Maximum Product of Word Lengths

update Aug 5,2017 0:37

LeetCode

Given a string array words, find the maximum value of length(word[i]) * length(word[j]) where the two words do not share common letters. You may assume that each word will contain only lower case letters. If no such two words exist, return 0.

Example 1:

Given ["abcw", "baz", "foo", "bar", "xtfn", "abcdef"]
Return 16
The two words can be "abcw", "xtfn".

Example 2:

Given ["a", "ab", "abc", "d", "cd", "bcd", "abcd"]
Return 4
The two words can be "ab", "cd".

Example 3:

Given ["a", "aa", "aaa", "aaaa"]
Return 0
No such pair of words.

Basic Idea:

这道题要求所有没有相同字符的字符串长度乘积最大值，没有什么简便办法，只有考虑每一对，然后判断是否有相同字符。

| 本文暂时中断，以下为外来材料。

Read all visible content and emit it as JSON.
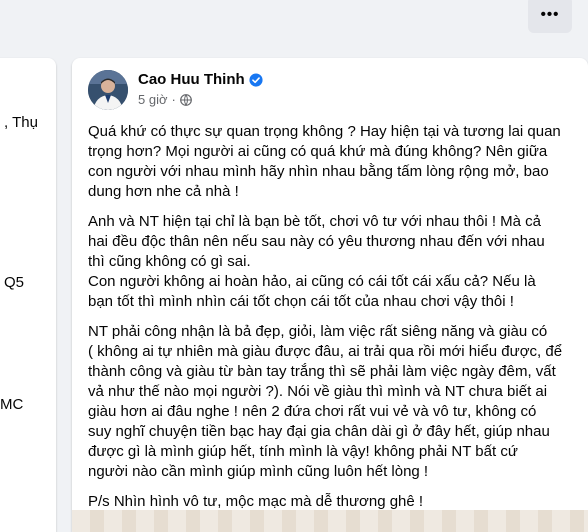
{
  "header": {
    "more_label": "•••"
  },
  "left_panel": {
    "fragments": [
      ", Thụ",
      "Q5",
      "MC"
    ]
  },
  "post": {
    "author": "Cao Huu Thinh",
    "time": "5 giờ",
    "paragraphs": [
      [
        "Quá khứ có thực sự quan trọng không ? Hay hiện tại và tương lai quan",
        "trọng hơn? Mọi người ai cũng có quá khứ mà đúng không? Nên giữa",
        "con người với nhau mình hãy nhìn nhau bằng tấm lòng rộng mở, bao",
        "dung hơn nhe cả nhà !"
      ],
      [
        "Anh và NT hiện tại chỉ là bạn bè tốt, chơi vô tư với nhau thôi ! Mà cả",
        "hai đều độc thân nên nếu sau này có yêu thương nhau đến với nhau",
        "thì cũng không có gì sai.",
        "Con người không ai hoàn hảo, ai cũng có cái tốt cái xấu cả? Nếu là",
        "bạn tốt thì mình nhìn cái tốt chọn cái tốt của nhau chơi vậy thôi !"
      ],
      [
        "NT phải công nhận là bả đẹp, giỏi, làm việc rất siêng năng và giàu có",
        "( không ai tự nhiên mà giàu được đâu, ai trải qua rồi mới hiểu được, để",
        "thành công và giàu từ bàn tay trắng thì sẽ phải làm việc ngày đêm, vất",
        "vả như thế nào mọi người ?). Nói về giàu thì mình và NT chưa biết ai",
        "giàu hơn ai đâu nghe ! nên 2 đứa chơi rất vui vẻ và vô tư, không có",
        "suy nghĩ chuyện tiền bạc hay đại gia chân dài gì ở đây hết, giúp nhau",
        "được gì là mình giúp hết, tính mình là vậy! không phải NT bất cứ",
        "người nào cần mình giúp mình cũng luôn hết lòng !"
      ],
      [
        "P/s Nhìn hình vô tư, mộc mạc mà dễ thương ghê !"
      ]
    ]
  },
  "colors": {
    "background": "#f0f2f5",
    "card": "#ffffff",
    "verified": "#1877f2",
    "meta_text": "#65676b"
  },
  "icons": [
    "more-options-icon",
    "verified-badge-icon",
    "globe-icon"
  ]
}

判断两字符串是否有相同字符可以使用 Bit Map，因为 int 有 32 位，足以作为一个set来存放26位的信息（每个bit的 0 1 相当于一个字母 存在 或 不存在）。

Java Code:

    // 类似思路，但是用bit mask来完成判断是否有重复字母的工作，相当于给每个word都maintain了一个set，然后进行与比较
    // 这里用bit map，因为int有32位，足以保存26位信息
    public class Solution {
        public int maxProduct(String[] words) {                
            if (words == null || words.length == 0) return 0;
            // 生成bit map
            int[] bitMap = new int[words.length];
            for (int i = 0; i < words.length; ++i) {
                String word = words[i];
                for (int j = 0; j < word.length(); ++j) {
                    bitMap[i] |= (1 << word.charAt(j) - 'a');
                }
            }
            // 两两求积，判断是否相同
            int ret = 0;
            for (int i = 0; i < words.length - 1; ++i) {
                for (int j = i + 1; j < words.length; ++j) {
                    String w1 = words[i];
                    String w2 = words[j];
                    int product = w1.length() * w2.length();
                    if (product <= ret) continue; // pruning
                    if ((bitMap[i] & bitMap[j]) == 0) {
                        ret = product;
                    }
                }
            }
            return ret;
        }
    }